ALLOUE à Monsieur [C] [Q] les sommes suivantes :
➢ 4000 € au titre des souffrances endurées
➢ 2000 € au titre du préjudice esthétique temporaire
➢ 1500 € au titre du préjudice esthétique définitif
➢ 412,50 euros au titre du déficit fonctionnel permanent
soit la somme totale de 7912, 50 euros en réparation de son préjudice personnel, montant dont il convient de déduire la provision de 4000 euros d’ores et déjà allouée, ce qui laisse un solde dû de 3912,50 euros.
DÉBOUTE Monsieur [C] [Q] du surplus de ses prétentions.
DIT que la Caisse Primaire d’Assurance Maladie de l’Isère versera directement cette somme à Monsieur [C] [Q].
CONDAMNE la société [2] à rembourser lesdites sommes à la caisse primaire d’assurance maladie de l’Isère dans les conditions légales, ainsi que les frais d’expertise.
CONDAMNE la société [2] à régler à Monsieur [C] [Q] une indemnité de 2000 euros en application de l’article 700 du code de procédure civile.

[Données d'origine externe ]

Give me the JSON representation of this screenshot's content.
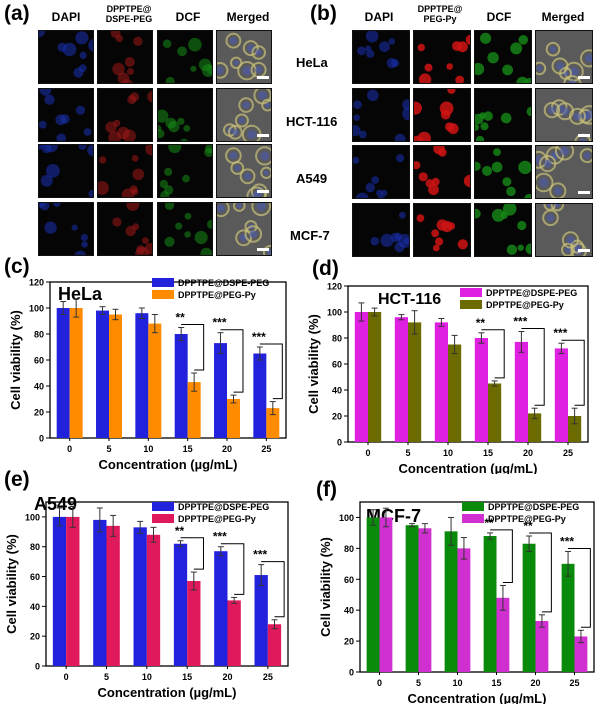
{
  "panel_a": {
    "letter": "(a)",
    "columns": [
      "DAPI",
      "DPPTPE@\nDSPE-PEG",
      "DCF",
      "Merged"
    ]
  },
  "panel_b": {
    "letter": "(b)",
    "columns": [
      "DAPI",
      "DPPTPE@\nPEG-Py",
      "DCF",
      "Merged"
    ],
    "rows": [
      "HeLa",
      "HCT-116",
      "A549",
      "MCF-7"
    ]
  },
  "colors": {
    "dapi": "#1a2fb0",
    "dspe_red": "#a01818",
    "py_red": "#d01414",
    "dcf": "#168a16",
    "blue_bar": "#2222dd",
    "orange_bar": "#ff8c00",
    "magenta_bar": "#e020e0",
    "olive_bar": "#6b6b00",
    "pink_bar": "#e0185c",
    "green_bar": "#0a8a0a",
    "violet_bar": "#d030d0"
  },
  "chart_data": [
    {
      "letter": "(c)",
      "type": "bar",
      "title": "HeLa",
      "xlabel": "Concentration (µg/mL)",
      "ylabel": "Cell viability (%)",
      "ylim": [
        0,
        120
      ],
      "yticks": [
        0,
        20,
        40,
        60,
        80,
        100,
        120
      ],
      "categories": [
        "0",
        "5",
        "10",
        "15",
        "20",
        "25"
      ],
      "series": [
        {
          "name": "DPPTPE@DSPE-PEG",
          "values": [
            100,
            98,
            96,
            80,
            73,
            65
          ],
          "errors": [
            5,
            3,
            4,
            5,
            8,
            5
          ],
          "color": "#2222dd"
        },
        {
          "name": "DPPTPE@PEG-Py",
          "values": [
            100,
            95,
            88,
            43,
            30,
            23
          ],
          "errors": [
            7,
            4,
            7,
            7,
            3,
            5
          ],
          "color": "#ff8c00"
        }
      ],
      "significance": [
        "**",
        "***",
        "***"
      ]
    },
    {
      "letter": "(d)",
      "type": "bar",
      "title": "HCT-116",
      "xlabel": "Concentration (µg/mL)",
      "ylabel": "Cell viability (%)",
      "ylim": [
        0,
        120
      ],
      "yticks": [
        0,
        20,
        40,
        60,
        80,
        100,
        120
      ],
      "categories": [
        "0",
        "5",
        "10",
        "15",
        "20",
        "25"
      ],
      "series": [
        {
          "name": "DPPTPE@DSPE-PEG",
          "values": [
            100,
            96,
            92,
            80,
            77,
            72
          ],
          "errors": [
            7,
            2,
            3,
            4,
            8,
            4
          ],
          "color": "#e020e0"
        },
        {
          "name": "DPPTPE@PEG-Py",
          "values": [
            100,
            92,
            75,
            45,
            22,
            20
          ],
          "errors": [
            3,
            9,
            7,
            2,
            4,
            6
          ],
          "color": "#6b6b00"
        }
      ],
      "significance": [
        "**",
        "***",
        "***"
      ]
    },
    {
      "letter": "(e)",
      "type": "bar",
      "title": "A549",
      "xlabel": "Concentration (µg/mL)",
      "ylabel": "Cell viability (%)",
      "ylim": [
        0,
        110
      ],
      "yticks": [
        0,
        20,
        40,
        60,
        80,
        100
      ],
      "categories": [
        "0",
        "5",
        "10",
        "15",
        "20",
        "25"
      ],
      "series": [
        {
          "name": "DPPTPE@DSPE-PEG",
          "values": [
            100,
            98,
            93,
            82,
            77,
            61
          ],
          "errors": [
            6,
            8,
            4,
            2,
            3,
            7
          ],
          "color": "#2222dd"
        },
        {
          "name": "DPPTPE@PEG-Py",
          "values": [
            100,
            94,
            88,
            57,
            44,
            28
          ],
          "errors": [
            7,
            7,
            5,
            6,
            2,
            3
          ],
          "color": "#e0185c"
        }
      ],
      "significance": [
        "**",
        "***",
        "***"
      ]
    },
    {
      "letter": "(f)",
      "type": "bar",
      "title": "MCF-7",
      "xlabel": "Concentration (µg/mL)",
      "ylabel": "Cell viability (%)",
      "ylim": [
        0,
        110
      ],
      "yticks": [
        0,
        20,
        40,
        60,
        80,
        100
      ],
      "categories": [
        "0",
        "5",
        "10",
        "15",
        "20",
        "25"
      ],
      "series": [
        {
          "name": "DPPTPE@DSPE-PEG",
          "values": [
            100,
            95,
            91,
            88,
            83,
            70
          ],
          "errors": [
            5,
            1,
            9,
            2,
            5,
            8
          ],
          "color": "#0a8a0a"
        },
        {
          "name": "DPPTPE@PEG-Py",
          "values": [
            100,
            93,
            80,
            48,
            33,
            23
          ],
          "errors": [
            6,
            3,
            7,
            8,
            4,
            4
          ],
          "color": "#d030d0"
        }
      ],
      "significance": [
        "**",
        "**",
        "***"
      ]
    }
  ]
}
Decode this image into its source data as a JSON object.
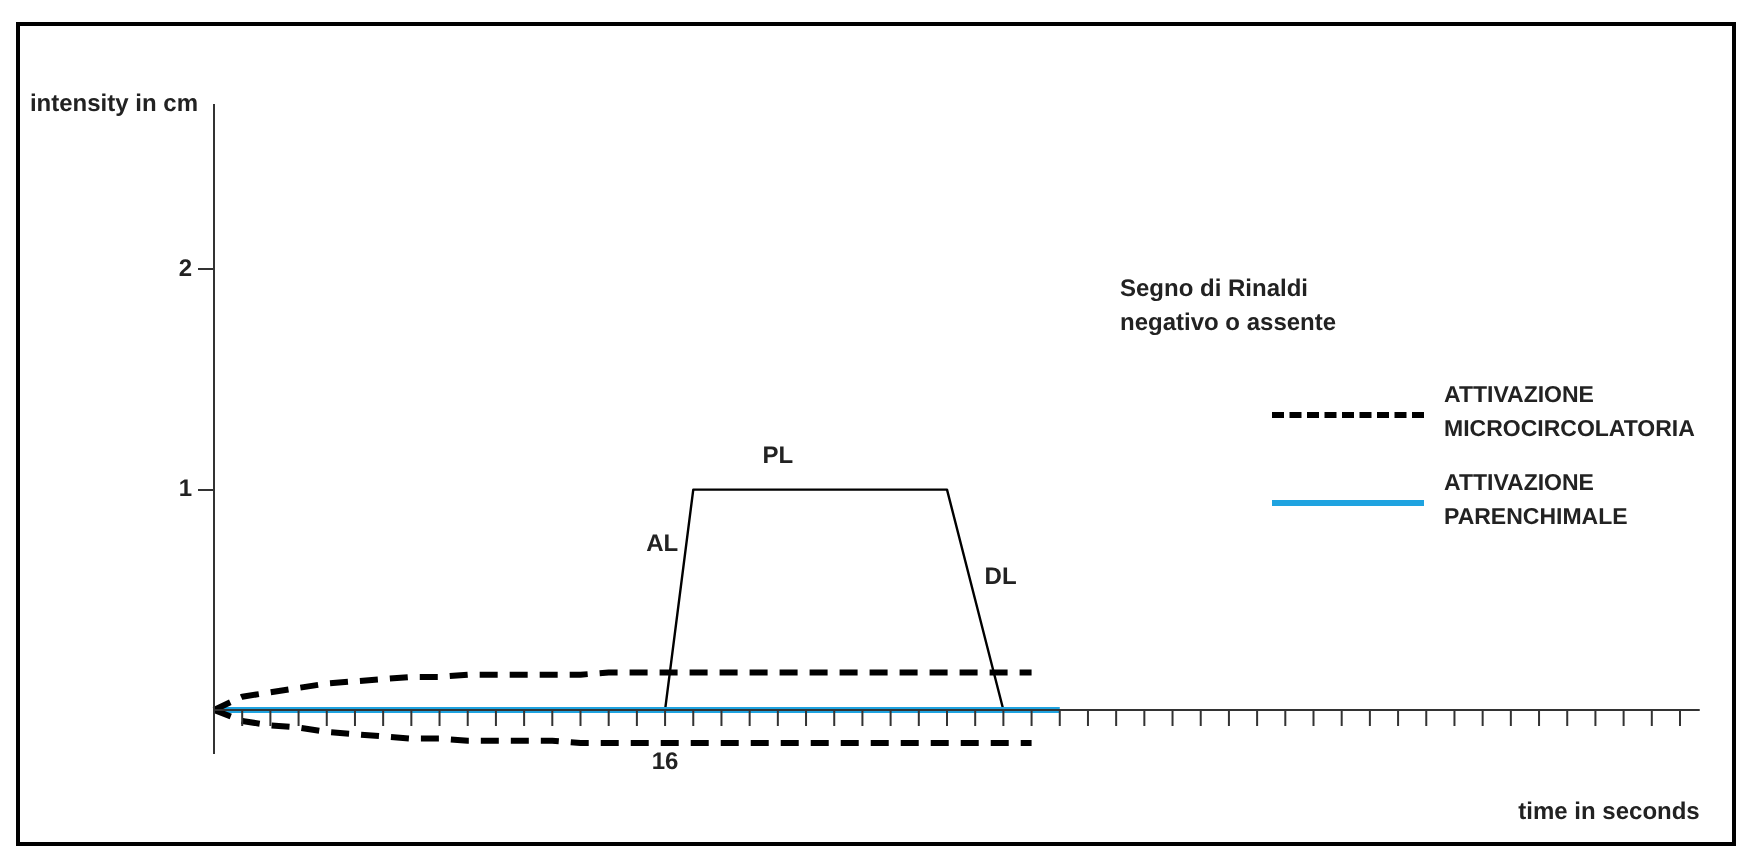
{
  "chart_data": {
    "type": "line",
    "xlabel": "time in seconds",
    "ylabel": "intensity in cm",
    "categories": [
      null,
      null,
      null,
      null,
      null,
      null,
      null,
      null,
      null,
      null,
      null,
      null,
      null,
      null,
      null,
      null,
      "16",
      null,
      null,
      null,
      null,
      null,
      null,
      null,
      null,
      null,
      null,
      null,
      null,
      null,
      null,
      null,
      null,
      null,
      null,
      null,
      null,
      null,
      null,
      null,
      null,
      null,
      null,
      null,
      null,
      null,
      null,
      null,
      null,
      null,
      null,
      null,
      null
    ],
    "ylim": [
      -0.2,
      2.75
    ],
    "yticks": [
      1,
      2
    ],
    "grid": false,
    "legend": "right",
    "marker": "none",
    "series": [
      {
        "name": "ATTIVAZIONE MICROCIRCOLATORIA",
        "color": "#000000",
        "line_style": "dashed",
        "values": [
          0,
          0.06,
          0.08,
          0.1,
          0.12,
          0.13,
          0.14,
          0.15,
          0.15,
          0.16,
          0.16,
          0.16,
          0.16,
          0.16,
          0.17,
          0.17,
          0.17,
          0.17,
          0.17,
          0.17,
          0.17,
          0.17,
          0.17,
          0.17,
          0.17,
          0.17,
          0.17,
          0.17,
          0.17,
          0.17,
          null,
          null,
          null,
          null,
          null,
          null,
          null,
          null,
          null,
          null,
          null,
          null,
          null,
          null,
          null,
          null,
          null,
          null,
          null,
          null,
          null,
          null,
          null
        ]
      },
      {
        "color": "#000000",
        "line_style": "dashed",
        "values": [
          0,
          -0.05,
          -0.07,
          -0.08,
          -0.1,
          -0.11,
          -0.12,
          -0.13,
          -0.13,
          -0.14,
          -0.14,
          -0.14,
          -0.14,
          -0.15,
          -0.15,
          -0.15,
          -0.15,
          -0.15,
          -0.15,
          -0.15,
          -0.15,
          -0.15,
          -0.15,
          -0.15,
          -0.15,
          -0.15,
          -0.15,
          -0.15,
          -0.15,
          -0.15,
          null,
          null,
          null,
          null,
          null,
          null,
          null,
          null,
          null,
          null,
          null,
          null,
          null,
          null,
          null,
          null,
          null,
          null,
          null,
          null,
          null,
          null,
          null
        ]
      },
      {
        "name": "ATTIVAZIONE PARENCHIMALE",
        "color": "#1fa3e0",
        "line_style": "solid",
        "values": [
          0,
          0,
          0,
          0,
          0,
          0,
          0,
          0,
          0,
          0,
          0,
          0,
          0,
          0,
          0,
          0,
          0,
          0,
          0,
          0,
          0,
          0,
          0,
          0,
          0,
          0,
          0,
          0,
          0,
          0,
          0,
          null,
          null,
          null,
          null,
          null,
          null,
          null,
          null,
          null,
          null,
          null,
          null,
          null,
          null,
          null,
          null,
          null,
          null,
          null,
          null,
          null,
          null
        ]
      },
      {
        "color": "#000000",
        "line_style": "solid",
        "values": [
          null,
          null,
          null,
          null,
          null,
          null,
          null,
          null,
          null,
          null,
          null,
          null,
          null,
          null,
          null,
          null,
          0,
          1,
          1,
          1,
          1,
          1,
          1,
          1,
          1,
          1,
          1,
          0.5,
          0,
          null,
          null,
          null,
          null,
          null,
          null,
          null,
          null,
          null,
          null,
          null,
          null,
          null,
          null,
          null,
          null,
          null,
          null,
          null,
          null,
          null,
          null,
          null,
          null
        ]
      }
    ],
    "annotations": [
      "Segno di Rinaldi negativo o assente",
      "AL",
      "PL",
      "DL"
    ]
  }
}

CONDAMNE la société [2] aux dépens.
DIT qu’appel pourra être interjeté sous peine de forclusion dans le mois suivant la notification du présent jugement. L’appel est à adresser à la Cour d’Appel de GRENOBLE.
En foi de quoi le présent jugement a été signé par Madame Catherine MALAROCHE, présidente, et par la Greffière, Madame Catherine SEGONDS.